What's there really to say? I'm a Senior in college in NJ, and I am just taking it all in day by day.

21st March 2011

Post

Real Talk.. the superhighway of thoughts in this head.

I hadn’t talked to you in weeks. Then you came at me with all this I miss you shit. okay, you miss me; If you hadn’t had said something I would never have known because we hadn’t talked in a few weeks. I’m not needy or anything and I know you can’t answer my texts, but fb message me or something just to tell me you got them. But no, we just kept going on with our busy lives and I stopped texting. It was pointless at that point, talking to a brick wall and all. Well, well.. then when we hadn’t spoken for a few weeks you pull all this bull about how you miss me, just when I’m home on spring break and susceptible to loneliness. I caved and gave you my time of day, but then the conversation just becomes a series of lulls and prodding questions from me to try to get a conversation flowing. How can you say you miss me so, and then just have nothing else to say. okay. 

So we have been doing this: “Hey. Hey. How are you? How are you?” dance for the past week.
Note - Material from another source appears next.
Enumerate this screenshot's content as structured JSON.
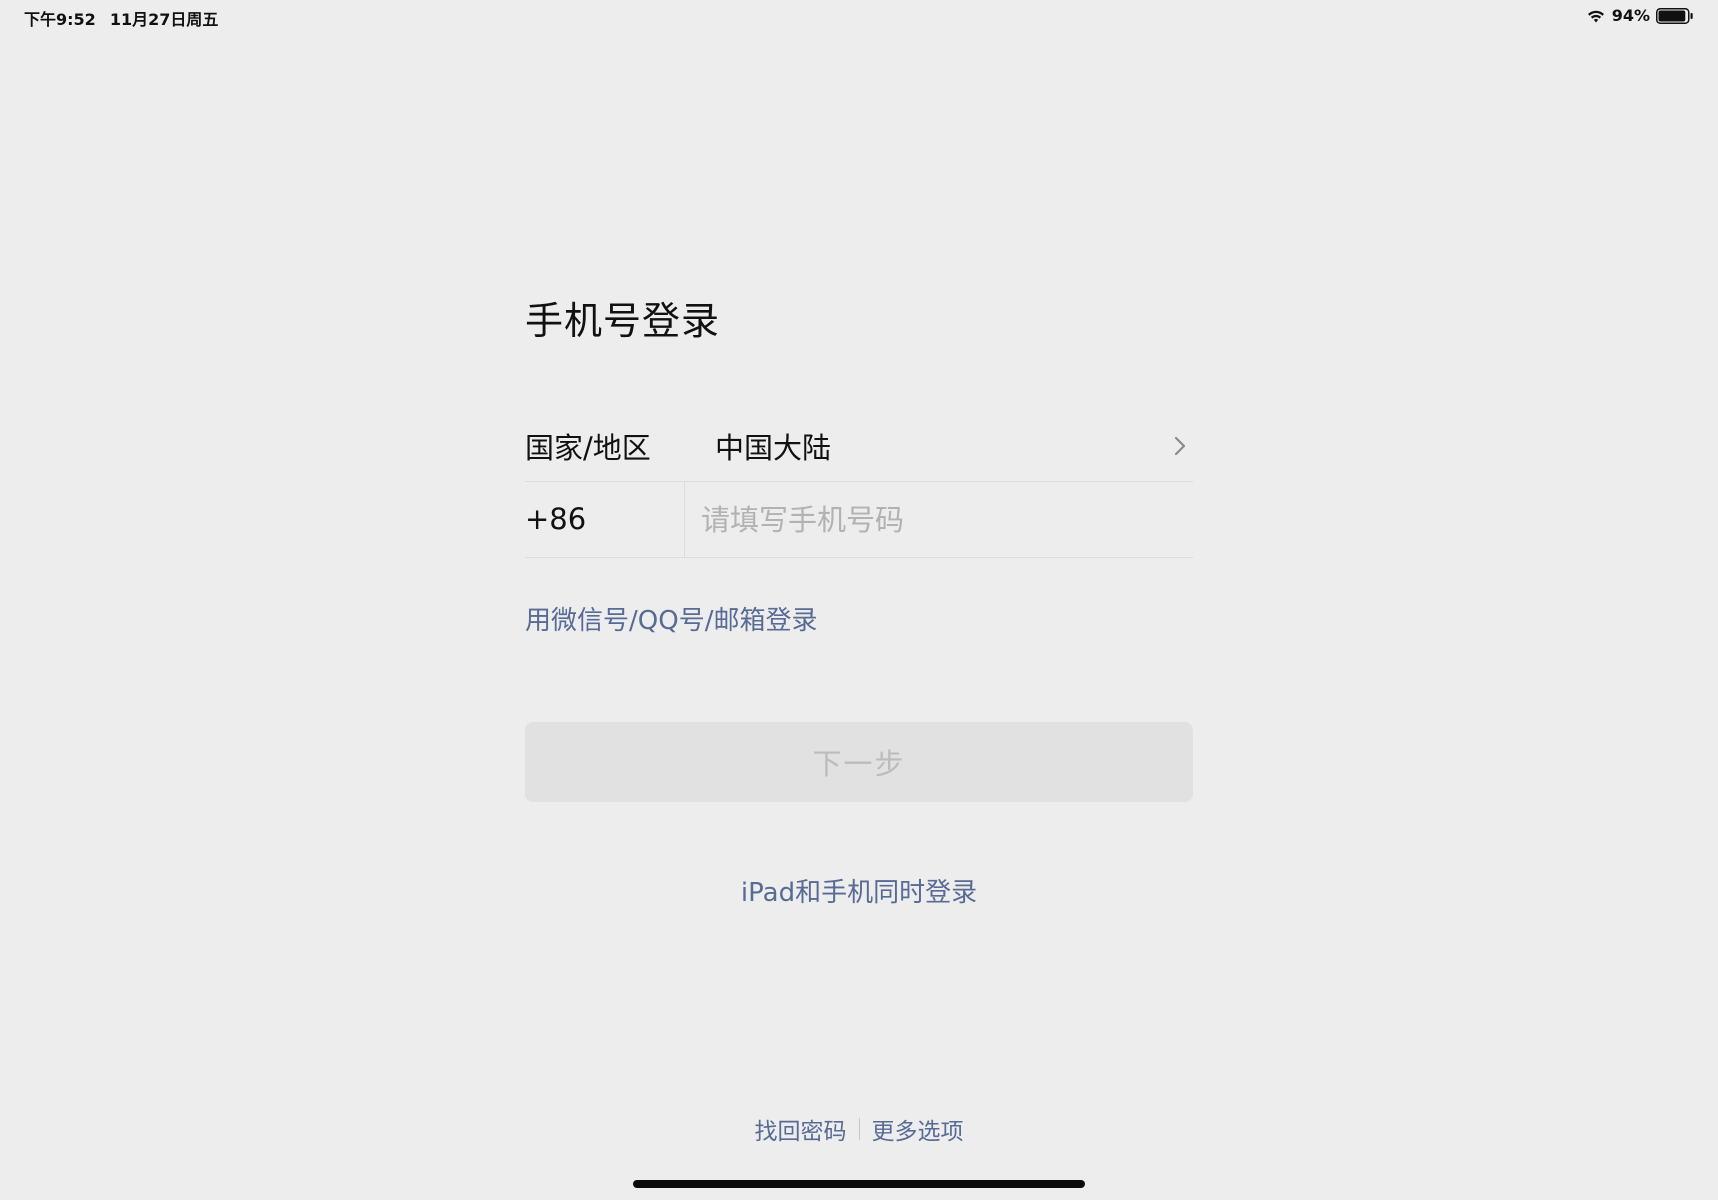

Part of me honestly doesn’t care enough anymore to keep the conversation going. We sit in silence and I forget you are online. woops. 

My days have become so busy that I hardly think of you, that is, until I see some grossly adorable couple walking around campus holding hands. Or I see that same couple that sits in the student center on Tuesday mornings, not saying much verbally, but you can tell then are having an intense conversation just with their eyes. 

Only a few songs make me think of you now, compared to every other one that I used to hear. But when I do get reminded of you, it hits me hard. I get swept away by the memories from those nights. All the little details are so vivid that it seems so real. I can still hear your beautiful accent playing like a record while I try to fall asleep. I can still see your eyes looking through mine into my soul. I can feel your fingers between the empty spaces between my own. I can feel your warm whispers in my ear that send shivers up my spine. I can taste your kisses on my lips and feel your scruff rubbing against my cheeks as you kiss my neck. But the one thing missing, one of the most important things, is the butterflies. Where did they disappear to?

Most of the time I wonder if it is really you I miss, or the idea of you. We always talk about the next time we see each other, but is it all just talk? Do I even want to see you again? Most of the time you frustrate me and make me furious; but all I know for sure right now is that I still can’t seem to take your picture down from above my bed.